Genetic engineering methods
Gene knockout is carried out with elements such as plasmids, DNA constructs or artificial bacterial chromosomes.
The gene knock-out process usually produces transgenic animals in which the target gene has been altered. To create transgenic animals, embryonic stem or ES cells are genetically modified and in the next step the transformed ES cells are inserted into early embryos.
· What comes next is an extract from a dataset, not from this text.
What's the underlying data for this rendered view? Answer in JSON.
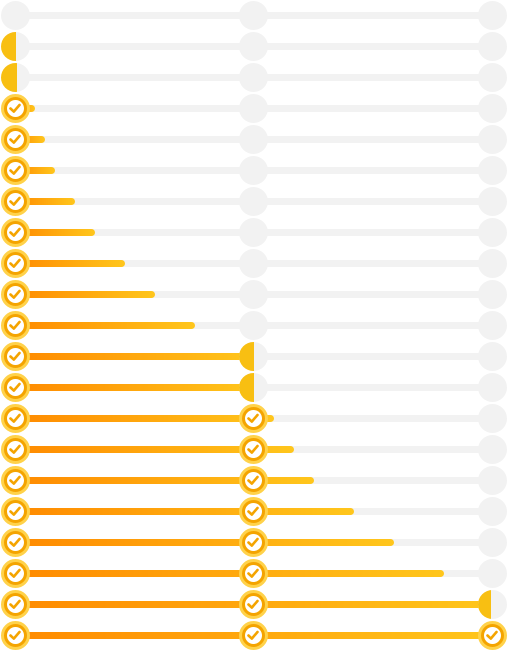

The transformed animals produced in this way have the ability to pass on the transformed gene to subsequent generations.
gene knockout theory
Recombination is defined as genetic engineering mediated by homologous recombination in vivo. Recombination is performed with the help of a bacteriophage. Bacteriophages such as λ Red, RecET or similar systems are most commonly used. Recombination can also be used for deletions, point mutations, duplications, inversions, fusions and tags. A linear DNA substrate containing the desired modification or homologies is introduced into the target DNA of the cells. The cells express recombinant enzymes encoded by the phage. These enzymes help to incorporate the linear DNA into the target molecule. In this way, recombinant molecules are produced. The most commonly used recombination system is that of the bacteriophage λ Red. This system consists of the three Gam proteins, Exo Beta. The Gam protein inhibits the E. coli RecBCD exonuclease, which normally degrades linear dsDNA. Gam is not essential for recombination, but increases the recombination frequency of dsDNA up to 20-fold. Exo is an exonuclease specific for 5’→3′ double-stranded DNA and is required for dsDNA recombination. Protein beta, a DNA annexin protein, is the central recombinase for recombination.
Importantly, host recombination functions, including the key recombination protein RecA, are not required for recombination.